- Hobsonville Location within the state of Oregon Hobsonville Hobsonville (the United States)
- Coordinates: 45°32′56″N 123°54′07″W﻿ / ﻿45.54889°N 123.90194°W
- Country: United States
- State: Oregon
- County: Tillamook
- Elevation: 131 ft (40 m)
- Time zone: UTC-8 (Pacific (PST))
- • Summer (DST): UTC-7 (PDT)
- GNIS feature ID: 1121860

= Hobsonville, Oregon =

Unincorporated community in the state of Oregon, United States

Hobsonville is an unincorporated community in Tillamook County, Oregon, United States. Although it is considered a ghost town, it is still classified as a populated place by the United States Geological Survey (USGS). Hobsonville is on the east shore of Tillamook Bay, about 2 miles south of Garibaldi via U.S. Route 101 or about a mile from Garibaldi across Miami Cove.

==History==
The community was named after pioneer John Hobson, who was one of the founders of the local salmon cannery. Hobsonville once had an economy based on lumber and the salmon cannery–the Tillamook Packing Company–which began operating in 1884. Hobsonville also had a hotel and a creamery, and was a stop on the Tillamook Bay and Pacific Railway and Navigation Co. Railroad. Hobsonville post office ran from 1883 to 1913. According to Oregon: End of the Trail, nearby Hobsonville Point that extends into Tillamook Bay was named Talapus Cradle by the local Native Americans because of its resemblance to a cradleboard. The point was also once known as Driscoll Point.

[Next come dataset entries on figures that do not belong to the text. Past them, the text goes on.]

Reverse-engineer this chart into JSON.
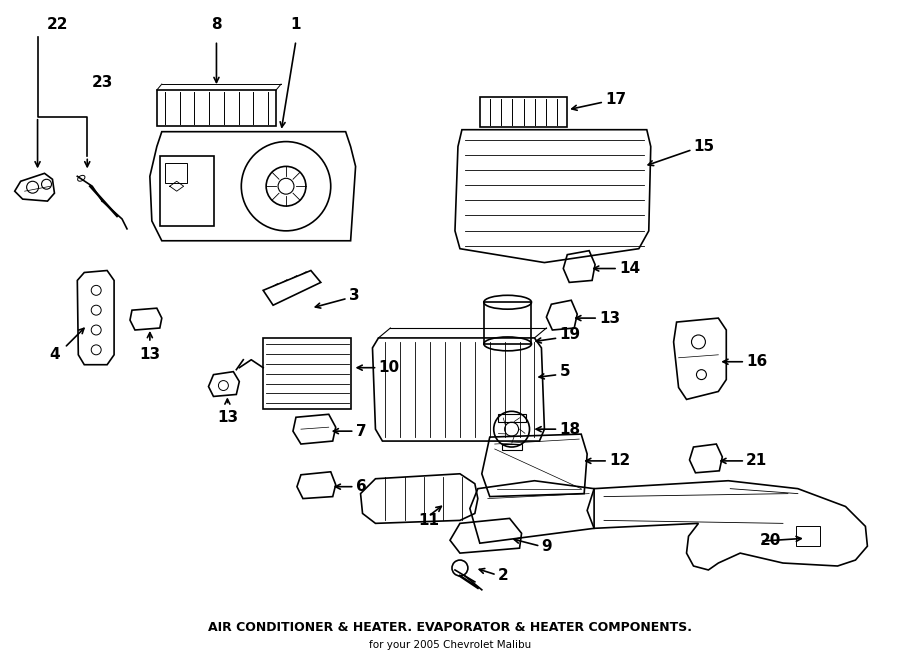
{
  "title": "AIR CONDITIONER & HEATER. EVAPORATOR & HEATER COMPONENTS.",
  "subtitle": "for your 2005 Chevrolet Malibu",
  "bg_color": "#ffffff",
  "line_color": "#000000",
  "text_color": "#000000",
  "fig_width": 9.0,
  "fig_height": 6.61,
  "dpi": 100
}
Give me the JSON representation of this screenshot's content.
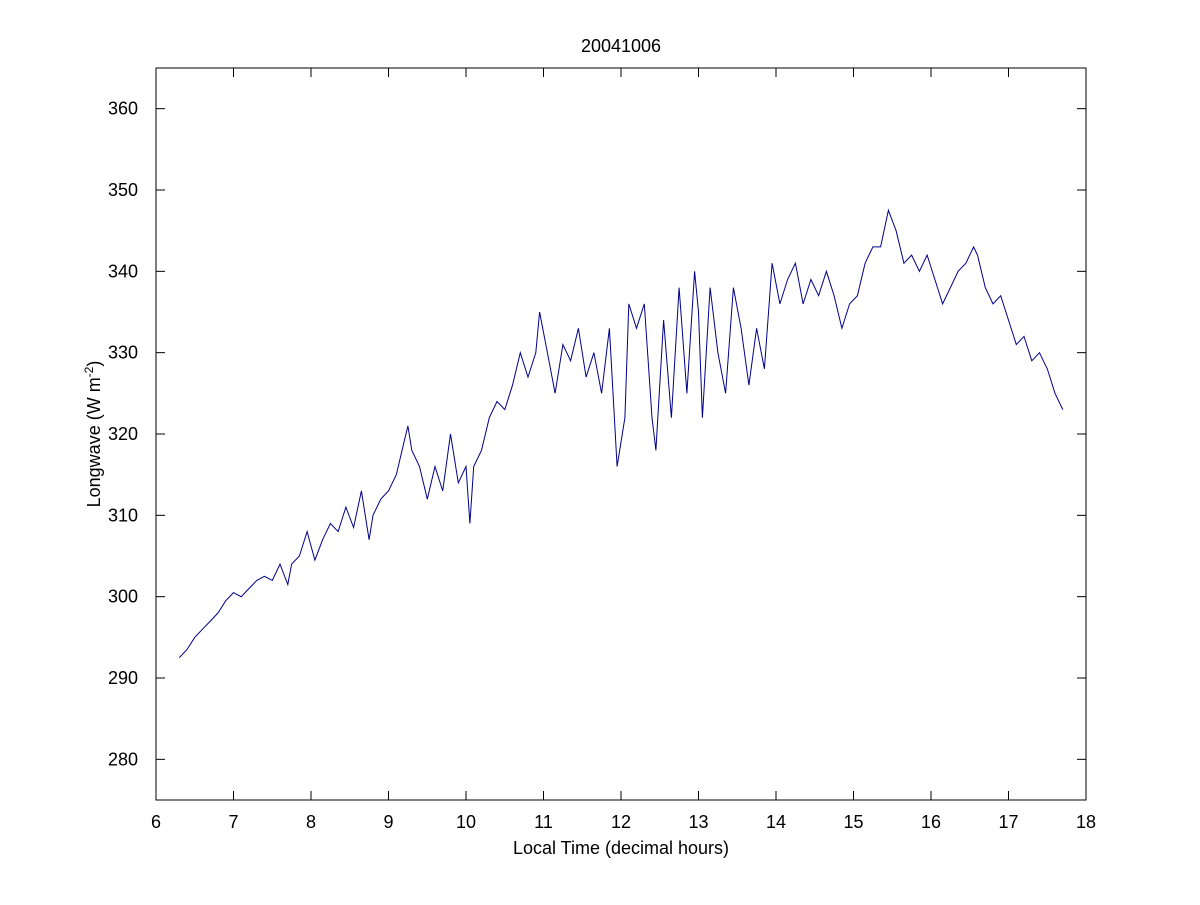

By 1930, Hobsonville was the home of several elderly Tillamook and Nehalem women, who talked with May Edel, an assistant to anthropologist Franz Boas. By 1940 the townsite was overgrown by alder trees but several buildings and the unoccupied hotel building remained. Shortly before 1940 the remains of the Smith lumber mill were washed into the bay.